Gulliver’s Travels

Continuing with my investigation of classic stories I’ve heard about all of my life and have become curious about the originals, I’ve recently finished reading Gulliver’s Travels.  Every pop-culture version of this work I have ever seen describes Gulliver among the Lulliputians.  But this adventure is only one part of four.  Gulliver also travels to Brobdingnag, where he encounters a race of giants (the exact reverse of Lilliput); the flying island of Laputa, which hovers over and rules the island of Balnibarbi, with its capital city of Lagado where totally useless research is conducted; Luggnagg, with a race of immortals called struldburgs; the island of Glubbdubdrib; and finally to the land of the Houyhnhnms, populated by an equine race who is being served by humanoid savages called Yahoos.
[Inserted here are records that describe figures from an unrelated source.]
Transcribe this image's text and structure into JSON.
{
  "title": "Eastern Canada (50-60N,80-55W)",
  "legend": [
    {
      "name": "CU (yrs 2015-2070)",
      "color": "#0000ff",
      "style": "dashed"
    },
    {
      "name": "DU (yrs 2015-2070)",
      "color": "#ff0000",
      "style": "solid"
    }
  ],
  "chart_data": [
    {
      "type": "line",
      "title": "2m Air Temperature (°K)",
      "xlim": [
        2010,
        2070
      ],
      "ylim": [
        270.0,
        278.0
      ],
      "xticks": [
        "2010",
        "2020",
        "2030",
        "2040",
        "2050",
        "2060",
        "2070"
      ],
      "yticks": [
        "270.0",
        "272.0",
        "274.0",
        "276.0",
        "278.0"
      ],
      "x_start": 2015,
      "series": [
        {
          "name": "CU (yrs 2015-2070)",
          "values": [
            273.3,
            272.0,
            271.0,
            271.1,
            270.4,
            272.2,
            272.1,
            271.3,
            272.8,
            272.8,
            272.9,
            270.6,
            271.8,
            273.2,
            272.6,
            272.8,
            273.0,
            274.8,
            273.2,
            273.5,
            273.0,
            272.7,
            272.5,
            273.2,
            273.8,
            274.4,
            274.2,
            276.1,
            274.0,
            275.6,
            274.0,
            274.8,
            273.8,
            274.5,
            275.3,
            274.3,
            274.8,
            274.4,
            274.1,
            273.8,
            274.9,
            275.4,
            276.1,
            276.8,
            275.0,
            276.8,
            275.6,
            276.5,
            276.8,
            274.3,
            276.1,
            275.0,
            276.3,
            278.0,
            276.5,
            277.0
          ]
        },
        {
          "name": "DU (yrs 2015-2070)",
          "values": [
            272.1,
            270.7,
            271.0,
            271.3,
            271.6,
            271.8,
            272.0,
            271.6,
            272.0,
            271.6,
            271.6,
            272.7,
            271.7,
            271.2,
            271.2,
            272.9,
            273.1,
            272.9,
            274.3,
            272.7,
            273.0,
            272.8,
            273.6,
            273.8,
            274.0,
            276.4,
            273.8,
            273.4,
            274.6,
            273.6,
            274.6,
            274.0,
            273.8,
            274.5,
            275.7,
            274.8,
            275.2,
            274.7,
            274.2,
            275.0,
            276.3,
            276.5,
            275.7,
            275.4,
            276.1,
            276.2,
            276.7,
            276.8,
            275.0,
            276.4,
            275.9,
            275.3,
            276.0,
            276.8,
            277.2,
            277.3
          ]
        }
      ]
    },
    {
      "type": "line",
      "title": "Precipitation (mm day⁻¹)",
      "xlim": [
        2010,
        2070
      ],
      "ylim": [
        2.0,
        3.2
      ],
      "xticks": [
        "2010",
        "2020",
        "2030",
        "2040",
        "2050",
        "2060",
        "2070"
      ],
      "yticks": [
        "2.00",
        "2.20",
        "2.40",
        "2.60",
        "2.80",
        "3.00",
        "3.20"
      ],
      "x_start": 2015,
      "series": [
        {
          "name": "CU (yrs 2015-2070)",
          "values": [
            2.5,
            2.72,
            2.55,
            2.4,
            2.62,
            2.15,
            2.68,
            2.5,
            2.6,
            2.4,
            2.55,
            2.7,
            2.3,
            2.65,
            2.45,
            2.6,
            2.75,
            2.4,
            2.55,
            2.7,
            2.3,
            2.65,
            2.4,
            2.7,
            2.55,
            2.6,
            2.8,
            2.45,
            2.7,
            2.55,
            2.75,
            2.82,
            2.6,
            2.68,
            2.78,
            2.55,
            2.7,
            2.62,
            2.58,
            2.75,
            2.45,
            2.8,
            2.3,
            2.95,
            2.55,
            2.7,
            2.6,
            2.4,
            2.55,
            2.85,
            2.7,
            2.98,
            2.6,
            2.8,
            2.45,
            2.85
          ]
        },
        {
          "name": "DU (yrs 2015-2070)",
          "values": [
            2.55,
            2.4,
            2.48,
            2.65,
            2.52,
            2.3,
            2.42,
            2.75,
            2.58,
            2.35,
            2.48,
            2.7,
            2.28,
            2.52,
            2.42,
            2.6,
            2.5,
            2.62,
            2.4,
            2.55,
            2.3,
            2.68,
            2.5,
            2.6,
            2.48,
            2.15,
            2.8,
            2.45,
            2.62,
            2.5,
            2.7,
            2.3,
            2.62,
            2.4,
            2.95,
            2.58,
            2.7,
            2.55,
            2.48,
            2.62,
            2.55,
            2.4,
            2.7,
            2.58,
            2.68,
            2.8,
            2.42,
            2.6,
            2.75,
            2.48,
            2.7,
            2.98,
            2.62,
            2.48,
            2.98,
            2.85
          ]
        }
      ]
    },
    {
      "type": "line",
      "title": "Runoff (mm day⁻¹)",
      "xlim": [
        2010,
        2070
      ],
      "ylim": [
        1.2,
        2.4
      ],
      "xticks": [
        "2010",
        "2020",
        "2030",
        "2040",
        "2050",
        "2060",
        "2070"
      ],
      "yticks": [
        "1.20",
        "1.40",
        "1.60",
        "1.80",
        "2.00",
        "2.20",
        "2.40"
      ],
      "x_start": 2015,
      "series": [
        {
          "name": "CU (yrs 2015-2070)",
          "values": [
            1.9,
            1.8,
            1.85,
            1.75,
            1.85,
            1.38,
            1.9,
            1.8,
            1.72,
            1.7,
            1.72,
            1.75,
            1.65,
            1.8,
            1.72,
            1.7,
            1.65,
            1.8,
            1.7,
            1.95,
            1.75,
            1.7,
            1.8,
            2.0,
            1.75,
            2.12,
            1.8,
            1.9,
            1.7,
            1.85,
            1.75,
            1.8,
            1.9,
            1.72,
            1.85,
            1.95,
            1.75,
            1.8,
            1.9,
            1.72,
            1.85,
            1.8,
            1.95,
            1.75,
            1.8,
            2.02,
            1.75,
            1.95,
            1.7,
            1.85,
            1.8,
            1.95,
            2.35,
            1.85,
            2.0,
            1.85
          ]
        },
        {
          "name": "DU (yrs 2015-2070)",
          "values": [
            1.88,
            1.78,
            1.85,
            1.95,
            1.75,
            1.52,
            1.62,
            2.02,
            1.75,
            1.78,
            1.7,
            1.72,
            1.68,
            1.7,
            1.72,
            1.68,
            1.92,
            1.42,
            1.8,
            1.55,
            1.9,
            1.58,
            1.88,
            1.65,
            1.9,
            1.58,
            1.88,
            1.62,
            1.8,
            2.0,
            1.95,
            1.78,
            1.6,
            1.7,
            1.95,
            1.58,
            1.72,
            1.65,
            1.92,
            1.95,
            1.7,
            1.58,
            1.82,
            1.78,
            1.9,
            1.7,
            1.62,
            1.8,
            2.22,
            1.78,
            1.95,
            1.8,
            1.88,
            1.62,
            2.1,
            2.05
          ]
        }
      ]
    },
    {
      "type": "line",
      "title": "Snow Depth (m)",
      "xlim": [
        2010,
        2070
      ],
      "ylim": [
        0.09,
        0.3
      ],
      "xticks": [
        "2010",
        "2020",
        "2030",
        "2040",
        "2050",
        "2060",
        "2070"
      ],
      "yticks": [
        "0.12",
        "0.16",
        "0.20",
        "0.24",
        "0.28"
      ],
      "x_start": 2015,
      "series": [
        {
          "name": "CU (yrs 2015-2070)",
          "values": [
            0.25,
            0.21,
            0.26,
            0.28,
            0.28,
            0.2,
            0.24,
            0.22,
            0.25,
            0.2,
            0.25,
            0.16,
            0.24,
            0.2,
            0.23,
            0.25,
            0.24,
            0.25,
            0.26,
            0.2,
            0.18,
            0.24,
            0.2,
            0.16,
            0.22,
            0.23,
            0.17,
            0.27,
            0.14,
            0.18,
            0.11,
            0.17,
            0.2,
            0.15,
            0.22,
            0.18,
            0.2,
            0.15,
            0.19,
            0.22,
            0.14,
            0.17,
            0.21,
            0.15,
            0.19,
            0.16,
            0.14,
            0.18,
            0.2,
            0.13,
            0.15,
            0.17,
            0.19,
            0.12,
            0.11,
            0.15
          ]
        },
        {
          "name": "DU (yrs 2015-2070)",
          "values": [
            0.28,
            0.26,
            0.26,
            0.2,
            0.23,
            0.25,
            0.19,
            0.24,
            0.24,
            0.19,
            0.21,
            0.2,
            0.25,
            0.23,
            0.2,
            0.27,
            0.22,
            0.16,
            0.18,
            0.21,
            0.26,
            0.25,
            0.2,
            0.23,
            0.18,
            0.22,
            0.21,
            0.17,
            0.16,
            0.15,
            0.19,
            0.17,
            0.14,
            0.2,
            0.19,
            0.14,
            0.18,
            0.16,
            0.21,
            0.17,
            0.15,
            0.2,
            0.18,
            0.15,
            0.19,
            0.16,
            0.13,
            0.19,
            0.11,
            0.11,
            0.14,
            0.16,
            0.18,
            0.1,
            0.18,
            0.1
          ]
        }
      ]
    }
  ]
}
Most of us have grown up thinking of Gulliver’s Travels as a children’s book.  But actually it is a somewhat crude political and social satire.  For example, Glubbdubdrib is inhabited by magicians who can conjure up the dead, so Gulliver is thus able to converse with many historical figures.  Also, Gulliver comes to identify with the horse-like Houyhnhnms, who seem to have transcended the human vices, and decides to spend the rest of his life with them.  Except the Houyhnhnms decide he is too much like a Yahoo and must leave for the good of their civilization.  When he eventually returns home, Gulliver experiences a revulsion to living among his fellow “Yahoos” (including his own family) and spends much of his time in the stables.

Not quite what is portrayed in pop culture.